JAKARTA – Pemerintah mendorong perluasan realisasi Dana Indonesiana pada 2026 dengan memperkuat sosialisasi, pendampingan, dan penajaman skema pendanaan berbasis Dana Abadi Kebudayaan. Agenda tersebut dibahas Kementerian Kebudayaan dalam rapat kerja bersama Komisi X DPR RI, Rabu (21/1).

Sepanjang 2025, Dana Indonesiana menyalurkan pendanaan Rp383,68 miliar kepada 2.843 penerima manfaat. Program ini menjangkau 433 komunitas budaya, 248 lembaga kebudayaan, serta 2.163 penerima perseorangan melalui enam skema utama, mulai dari dokumentasi pengetahuan maestro hingga pendayagunaan ruang publik.

Partisipasi publik meningkat signifikan. Tercatat 6.431 proposal masuk dari 36 provinsi, melonjak 200,53 persen dibandingkan 2024. Sejak 2022–2024, total pendanaan Dana Indonesiana mencapai Rp492,6 miliar bagi 929 penerima manfaat.

Menteri Kebudayaan Fadli Zon menegaskan mekanisme pengelolaan Dana Indonesiana sudah diatur jelas dalam Perpres Nomor 111 Tahun 2021. “LPDP mengelola pengembangan dana, Kementerian Kebudayaan menetapkan kegiatan dan penerima manfaat, sementara pencairan anggaran berada pada kewenangan Kementerian Keuangan,” kata Fadli.
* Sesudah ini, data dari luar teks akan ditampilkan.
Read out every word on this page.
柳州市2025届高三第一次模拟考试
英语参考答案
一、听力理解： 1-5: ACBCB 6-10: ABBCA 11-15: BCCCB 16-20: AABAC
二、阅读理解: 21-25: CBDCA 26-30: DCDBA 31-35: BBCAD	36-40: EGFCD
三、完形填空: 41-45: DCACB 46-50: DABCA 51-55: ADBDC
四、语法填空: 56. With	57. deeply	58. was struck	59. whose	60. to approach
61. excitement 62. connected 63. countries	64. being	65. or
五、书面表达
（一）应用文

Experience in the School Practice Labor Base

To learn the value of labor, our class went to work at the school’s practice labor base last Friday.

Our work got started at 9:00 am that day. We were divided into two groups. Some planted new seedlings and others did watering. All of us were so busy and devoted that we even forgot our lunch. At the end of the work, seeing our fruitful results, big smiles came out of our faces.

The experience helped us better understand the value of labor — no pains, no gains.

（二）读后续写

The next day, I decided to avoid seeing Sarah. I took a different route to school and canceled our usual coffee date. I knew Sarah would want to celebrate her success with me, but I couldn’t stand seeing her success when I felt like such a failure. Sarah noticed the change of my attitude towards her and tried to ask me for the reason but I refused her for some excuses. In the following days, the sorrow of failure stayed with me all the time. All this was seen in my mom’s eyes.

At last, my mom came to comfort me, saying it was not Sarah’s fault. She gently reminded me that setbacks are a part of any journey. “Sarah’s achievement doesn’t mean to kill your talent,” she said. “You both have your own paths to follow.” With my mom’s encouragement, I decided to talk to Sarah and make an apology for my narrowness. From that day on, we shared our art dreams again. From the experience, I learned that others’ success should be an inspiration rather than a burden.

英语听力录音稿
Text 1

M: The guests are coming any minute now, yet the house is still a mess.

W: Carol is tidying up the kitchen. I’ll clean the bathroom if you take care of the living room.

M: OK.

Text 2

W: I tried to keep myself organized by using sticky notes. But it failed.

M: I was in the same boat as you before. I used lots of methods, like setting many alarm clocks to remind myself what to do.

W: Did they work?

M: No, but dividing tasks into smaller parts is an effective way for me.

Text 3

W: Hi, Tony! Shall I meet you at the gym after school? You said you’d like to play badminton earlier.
Menurutnya, skema ini memastikan tata kelola berjalan profesional dan akuntabel.

Memasuki 2026, Dana Indonesiana akan menjalani transformasi kebijakan, termasuk rebranding program, penguatan kurasi dan afirmasi agar selaras dengan prioritas nasional, peningkatan peran 30 Balai Pelestarian Kebudayaan dan tiga kantor wilayah dalam seleksi penerima, serta pengembangan aplikasi layanan baru untuk mempercepat proses secara transparan.

Dana Indonesiana juga memperluas dukungan bagi ekosistem perfilman nasional serta memperkuat keberlanjutan Warisan Budaya Takbenda yang telah diakui UNESCO, seperti Wayang, Batik, Angklung, dan Gamelan. Pemerintah menegaskan Dana Abadi Kebudayaan akan terus dijaga keberlanjutannya agar manfaatnya dirasakan lintas generasi.